The best CS course I took was "Designing Functional Programs", an introductory course at Waterloo.

Haskell is used as the pseudo-code for lectures while assignments are written in Racket.

The course was great because the professor (PR) was:

1- Passionate

2- Knowledgeable

3- A kind person

I have found Racket to be a very effective way to make students (most of them have either no CS background or only have played around with imperative/OOP languages) more comfortable with functional programming.

The best memory I have was during the first lecture. After all the administrative fluff, the prof open his pdf and the first slide reads: "Induction"

I remember thinking "Is this a maths or a CS course?"

The second slide defined the set of natural numbers. As the prof start explaining the syntax and its meaning, I slowly start to realize the beauty of those few words:

Data Nat = Z | S Nat

where Z represent 0 and S the successor function.

We define the data type "Nat" to be either zero or the successor function applied to a "Nat".

It was my "ahah" moment. I was mind-blown by the language's clear syntax and immensely powerful semantics. (This is Haskell not Scheme/Racket).

We would later be introduced to lambda calculus (untyped vs typed), infinite data structures, interpreters etc... It was glorious... What a great professor.

The only "downside" to this is that Racket/Scheme isn't very much used outside of Academia. Which is clearly a shame given its incredible built-in features and elegant LISP-like syntax.

Should anyone have insights/opinions on why Racket/Scheme aren't more used, please feel free to share them with us!

> Should anyone have insights/opinions on why Racket/Scheme aren't more used, please feel free to share them with us!

Well, I'm not sure what happened to Arc, but I thought that was based off of plt-scheme/racket -- but never ported to recent releases. Which is a shame because racket has certainly improved a lot (possibly not in ways that matter for Arc).

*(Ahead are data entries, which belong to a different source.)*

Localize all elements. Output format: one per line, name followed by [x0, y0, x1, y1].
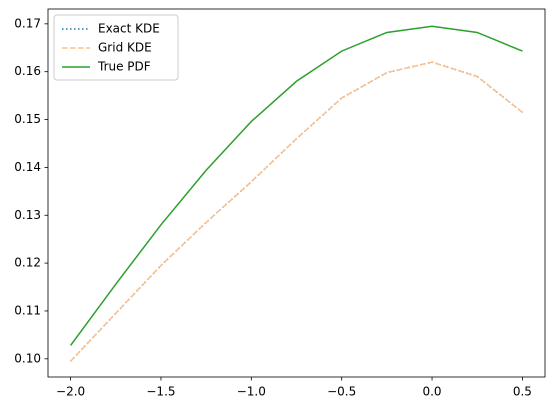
- axes-frame: [47, 8, 546, 378]
- line: [70, 61, 523, 362]
- line: [69, 25, 523, 346]
- y-tick-label: 0.10: [14, 351, 41, 365]
- legend-label: True PDF: [97, 60, 151, 74]
- legend-box: [53, 14, 179, 81]
- legend-label: Grid KDE: [98, 41, 152, 55]
- x-tick-label: −1.5: [146, 385, 175, 399]
- y-tick-label: 0.15: [14, 112, 41, 126]
- y-tick-label: 0.16: [14, 64, 41, 78]
- legend-label: Exact KDE: [98, 22, 160, 36]
- x-tick-label: −0.5: [327, 385, 356, 399]
- x-tick-label: −2.0: [56, 385, 85, 399]
- y-tick-label: 0.11: [14, 303, 41, 317]
- y-tick-label: 0.13: [14, 208, 41, 222]
- x-tick-label: 0.0: [422, 385, 441, 399]
- y-tick-label: 0.17: [14, 16, 41, 30]
- y-tick-label: 0.12: [14, 256, 41, 270]
- x-tick-label: −1.0: [237, 385, 266, 399]
- x-tick-label: 0.5: [513, 385, 532, 399]
- y-tick-label: 0.14: [14, 160, 41, 174]
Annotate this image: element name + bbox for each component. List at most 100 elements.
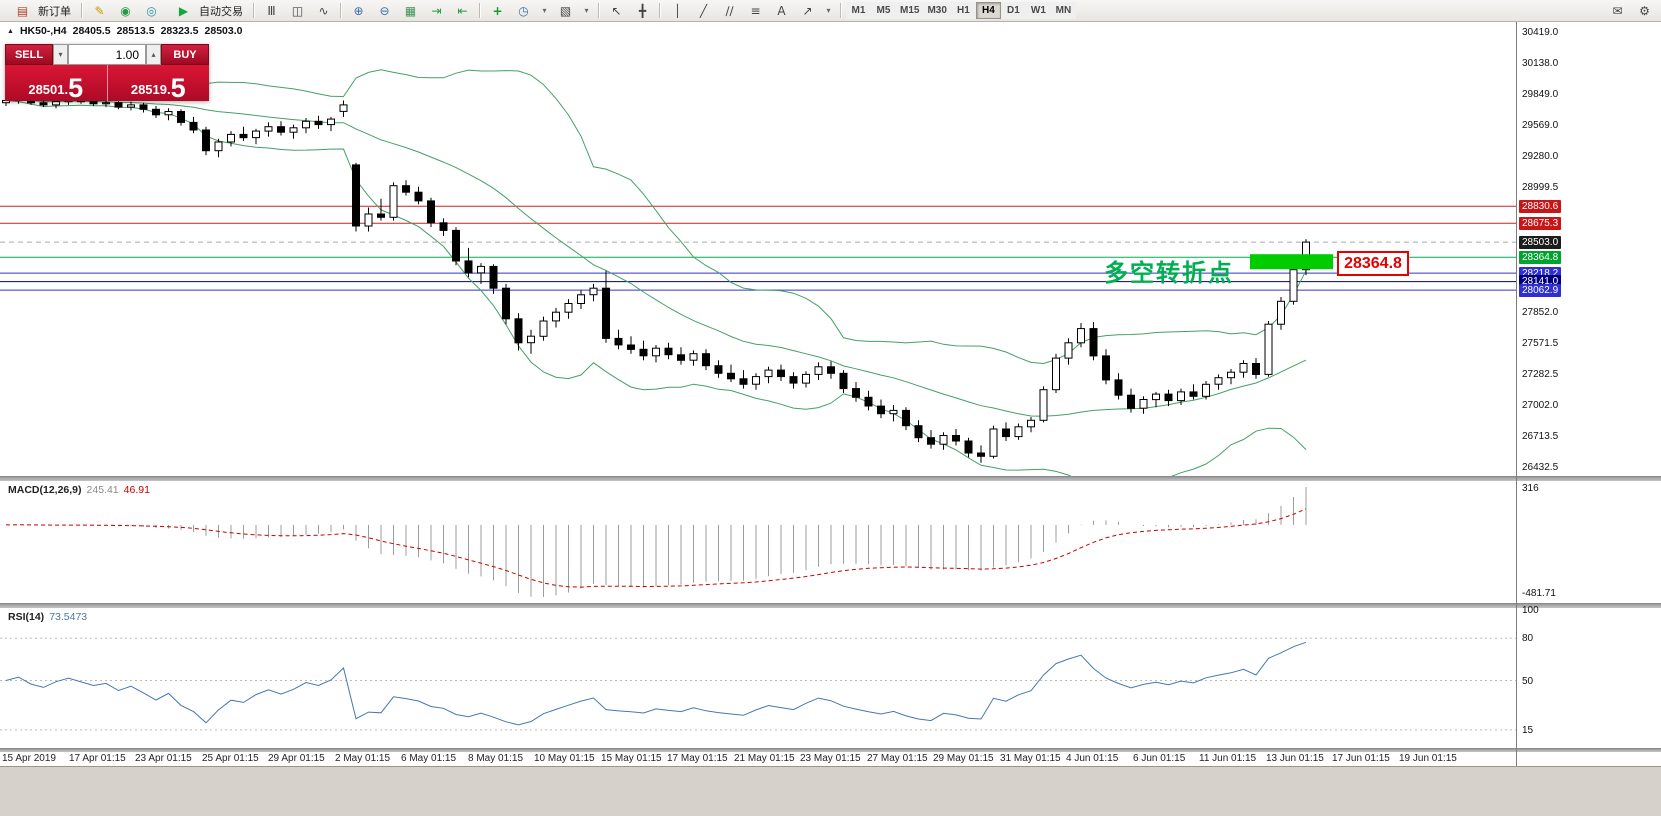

Does anyone know why/what the status is there?

Additionally, while some(?) older(?) versions of hn is open source[1], being based off a dead(?) dialect of an outdated(?) scheme didn't really help.

Other than that, running a really popular niche web site/forum in production should make Arc interesting, which in turn should make racket interesting. But that apparently didn't happen.

Anyone know what hn currently runs (the stack - is it essentially an updated version of[1] -- or something entirely different)?

Other than that recent example of not becoming popular, I think that the focus on education has lead a lot of people to miss how good racket actually is, out of the box.

It does seem to me to have some of the same challenges as other lisps when it comes to deployment -- it's not all that easy to see how to easily tag something for release, run it through CI and deploy it with some predictable success. Not really any technical limitation, more that it's just not obvious. And wasn't something that was highlighted by racket before, at least.

[1] https://github.com/wting/hackernews

The community version of Arc is called Anarki. It runs on new versions of Racket.